We clearly are seeing our key competitors stumble. We haven’t had those issues; we’ve had what we think is the benefit of a better model. So now is a great opportunity to grow market share with our core product, and then develop more products over time.
With hybrid lending, the first benefit is that you actually have a balance sheet and skin in the game. If you have an originate to distribute model, your incentives are misaligned with long-term sustainability. You’re never going to be the lender that pulls back when you should be pulling back. And if the capital markets are shaky, as they have been for the last six months or so, you don’t have sustainability and that balance sheet to lean on.
Read more: Does the alternative lending industry need more than just transparency?
Second, in the old model, you also have no recurring revenue – it’s all fee based. You originate a loan; you charge a fee. In the credit 2.0 model, you actually have a substantial amount of recurring revenue, so if you slow down origination growth, it’s okay – you can sustain yourself.
Third, the product in the old model is largely a fee-based one. You charge the consumer an upfront fee, then further fees. With our product, there are no fees. Your interest rate is effectively your APR, your cost of interest.
Finally, instead of some basic underwriting that you mask as something quite novel, you actually have to be able to enterprise risk management, which was obviously what was missing at Lending Club. What’s needed is an institutional-level compliance culture, controls, and risk assessment through your whole organisation.

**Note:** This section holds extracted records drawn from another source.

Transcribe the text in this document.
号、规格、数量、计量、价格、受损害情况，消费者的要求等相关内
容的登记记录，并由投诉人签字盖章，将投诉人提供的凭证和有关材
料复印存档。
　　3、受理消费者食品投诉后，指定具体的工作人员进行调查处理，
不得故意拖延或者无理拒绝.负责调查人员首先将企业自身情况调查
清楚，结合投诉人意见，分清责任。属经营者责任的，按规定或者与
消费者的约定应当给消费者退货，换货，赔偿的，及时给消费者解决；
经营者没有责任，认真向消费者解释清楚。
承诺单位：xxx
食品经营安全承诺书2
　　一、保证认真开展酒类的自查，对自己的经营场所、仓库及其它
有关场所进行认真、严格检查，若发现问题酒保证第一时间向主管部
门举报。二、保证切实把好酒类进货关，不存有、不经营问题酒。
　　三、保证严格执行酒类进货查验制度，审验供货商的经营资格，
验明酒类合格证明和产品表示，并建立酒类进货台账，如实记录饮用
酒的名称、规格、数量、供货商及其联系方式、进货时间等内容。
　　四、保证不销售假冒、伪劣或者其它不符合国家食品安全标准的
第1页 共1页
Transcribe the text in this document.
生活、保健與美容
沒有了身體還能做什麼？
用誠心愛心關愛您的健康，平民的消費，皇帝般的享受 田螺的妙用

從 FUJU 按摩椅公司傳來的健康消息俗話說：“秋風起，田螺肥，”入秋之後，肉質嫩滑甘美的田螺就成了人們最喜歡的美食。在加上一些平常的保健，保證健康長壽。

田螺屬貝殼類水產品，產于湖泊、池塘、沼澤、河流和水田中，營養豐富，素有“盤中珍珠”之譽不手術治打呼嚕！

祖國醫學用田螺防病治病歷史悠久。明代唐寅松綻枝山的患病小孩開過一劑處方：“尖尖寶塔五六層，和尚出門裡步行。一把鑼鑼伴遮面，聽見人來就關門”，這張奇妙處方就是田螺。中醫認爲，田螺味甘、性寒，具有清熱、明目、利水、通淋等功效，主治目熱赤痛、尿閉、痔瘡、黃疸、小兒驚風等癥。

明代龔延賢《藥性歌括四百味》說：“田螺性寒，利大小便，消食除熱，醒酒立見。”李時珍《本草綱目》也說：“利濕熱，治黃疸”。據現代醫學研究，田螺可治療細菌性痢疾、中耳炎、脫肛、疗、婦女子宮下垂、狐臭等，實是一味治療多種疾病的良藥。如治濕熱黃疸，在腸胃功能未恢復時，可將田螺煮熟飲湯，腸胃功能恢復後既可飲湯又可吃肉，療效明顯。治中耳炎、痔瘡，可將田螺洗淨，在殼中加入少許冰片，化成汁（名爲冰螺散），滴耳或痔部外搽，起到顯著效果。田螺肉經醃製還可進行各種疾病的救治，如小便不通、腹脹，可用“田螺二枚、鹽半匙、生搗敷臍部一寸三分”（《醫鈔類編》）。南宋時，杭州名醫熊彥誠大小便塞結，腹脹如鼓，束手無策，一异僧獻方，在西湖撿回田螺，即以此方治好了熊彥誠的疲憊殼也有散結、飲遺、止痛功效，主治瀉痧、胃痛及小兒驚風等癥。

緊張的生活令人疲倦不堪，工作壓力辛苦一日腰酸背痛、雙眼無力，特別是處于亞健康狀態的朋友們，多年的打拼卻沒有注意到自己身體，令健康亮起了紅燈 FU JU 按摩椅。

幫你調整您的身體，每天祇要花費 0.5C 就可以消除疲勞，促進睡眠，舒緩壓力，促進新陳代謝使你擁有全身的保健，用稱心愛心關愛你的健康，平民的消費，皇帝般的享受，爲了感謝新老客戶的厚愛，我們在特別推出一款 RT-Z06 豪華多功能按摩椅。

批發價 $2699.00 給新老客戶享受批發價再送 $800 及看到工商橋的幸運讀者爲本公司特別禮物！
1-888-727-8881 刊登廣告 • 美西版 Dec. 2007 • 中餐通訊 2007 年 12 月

Our view is that, if you can nail that, you can build a gigantic financial institution which has the best technology. And that’s really my view of the path forward. And the market has very quickly showed us that this needs to happen now.
Your customers are middle-income earners with regular salaries of around £30,000. They might not make the cut at a bank, but you’ve just partnered with Regions Bank in the US to ensure more customers’ needs are met.
Do you intend to continue in that direction?
What Avant wants to do is provide credit to the customers that the banks can’t effectively underwrite and can’t effectively lend to. Banks have retrenched and become more utility focused. There are a lot of functions they used to perform that they just can’t do anymore. Moreover, their customer experience is poor – it’s branch-based and there’s really no technology behind it.
What we’re providing is the front-end technology, functional capability and analytic capability, so the customer gets that seamless experience. Banks are going to be relevant players in this market. But what they’re going to do is provide credit to the safest consumers. Together, though, we can provide credit to the full spectrum of people.
The Regions partnership is the first of its kind in the US, and we can do the same here. Platforms need to think in terms of scale, and that means partnering with banks that have huge balance sheets, big brands and lots of customers.
We’re talking with all the big banks right now about how we can work together. We want to be a financial institution and a technology firm that’s not a bank.